Vielleicht gab es auch in deinem Leben eine Zeit, in der du deine Grenzen nicht wahrnehmen durftest, in der du schon gar nicht für deine Grenzen eintreten durftest. Du hast gelernt zu funktionieren. „Hör nicht immer in dich rein“, „stell dich nicht so an“, „was sollen die anderen von der denken“, „das ist doch nicht normal“…………………

Wertvolle Impulse von deinem Körper, wertvolle Impulse deiner inneren Weisheit, die durftest du nicht spüren, denn die hätten dich aufgeweckt und dich vielleicht davon abgehalten, blind zu funktionieren. Du kannst dem Massenstrom folgen oder du kannst mehr und mehr, deine innere Wahrheit fühlen und nach ihr leben.

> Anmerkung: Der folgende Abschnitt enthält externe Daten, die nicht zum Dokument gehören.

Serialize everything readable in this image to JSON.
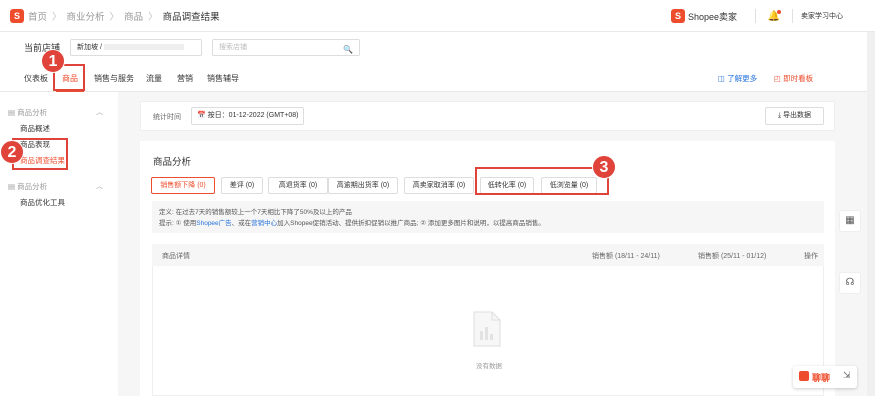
{
  "topbar": {
    "breadcrumb": [
      "首页",
      "商业分析",
      "商品",
      "商品调查结果"
    ],
    "separator": "〉",
    "logo_glyph": "S",
    "brand": "Shopee卖家",
    "learning_center": "卖家学习中心",
    "bell_glyph": "🔔"
  },
  "shop": {
    "label": "当前店铺",
    "selected_prefix": "新加坡 /",
    "search_placeholder": "搜索店铺",
    "search_glyph": "🔍"
  },
  "nav": {
    "tabs": [
      "仪表板",
      "商品",
      "销售与服务",
      "流量",
      "营销",
      "销售辅导"
    ],
    "active_index": 1,
    "learn_more": "了解更多",
    "live_board": "即时看板"
  },
  "sidebar": {
    "group1": "商品分析",
    "items": [
      "商品概述",
      "商品表现",
      "商品调查结果"
    ],
    "active_index": 2,
    "group2": "商品分析",
    "items2": [
      "商品优化工具"
    ],
    "chevron": "︿"
  },
  "stats": {
    "label": "统计时间",
    "date_button": "按日：01-12-2022 (GMT+08)",
    "date_glyph": "📅",
    "export_button": "导出数据",
    "export_glyph": "⤓"
  },
  "analysis": {
    "title": "商品分析",
    "filters": [
      "销售额下降 (0)",
      "差评 (0)",
      "高退货率 (0)",
      "高逾期出货率 (0)",
      "高卖家取消率 (0)",
      "低转化率 (0)",
      "低浏览量 (0)"
    ],
    "active_filter_index": 0,
    "hint_line1": "定义: 在过去7天的销售额较上一个7天相比下降了50%及以上的产品",
    "hint_line2_a": "提示: ① 使用",
    "hint_line2_b": "Shopee广告",
    "hint_line2_c": "、或在",
    "hint_line2_d": "营销中心",
    "hint_line2_e": "加入Shopee促销活动、提供折扣促销以推广商品; ② 添加更多图片和说明，以提高商品销售。",
    "table_headers": [
      "商品详情",
      "销售额 (18/11 - 24/11)",
      "销售额 (25/11 - 01/12)",
      "操作"
    ],
    "empty_text": "没有数据"
  },
  "float": {
    "chat_label": "聊聊",
    "chat_ext_glyph": "⇲",
    "dashboard_glyph": "▦",
    "support_glyph": "☊"
  },
  "badges": [
    "1",
    "2",
    "3"
  ],
  "colors": {
    "accent": "#ee4d2d",
    "badge": "#e0433a",
    "link": "#2673dd"
  }
}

Wenn du magst, beginne, deine Grenzen spielerisch wahrzunehmen. Nimm wahr, was dir gut tut und nimm wahr, wann du über eine Grenze gehst. Wann sagst du ja obwohl du ein nein in dir spürst? Wann treibst du deinen Körper an obwohl er sich gerade ausruhen möchte? Was kommentiert deine innere Stimme, wenn du für dich sorgst?

In Einzelsitzungen zeigt sich insbesondere bei Frauen häufig, dass sie Angst haben, als egoistisch abgestempelt zu werden, wenn sie ehrlich für sich sorgen und für sich eintreten. Doch auch diesem manipulativen Trick (denn dann machst du lieber gleich wieder, was die andern von dir wollen ;)) darfst du Schritt für Schritt entwachsen.

Wie geht es dir mit diesem Thema. Nimmst du deine Grenzen wahr? Kannst du für dich sorgen? Gibt es noch innere Stimmen die ängstlich an alten Mustern festhalten? Nimm sie wahr, lass sie da sein, begegne ihnen mit all deiner Liebe und gib ihnen Zeit sich zu wandeln.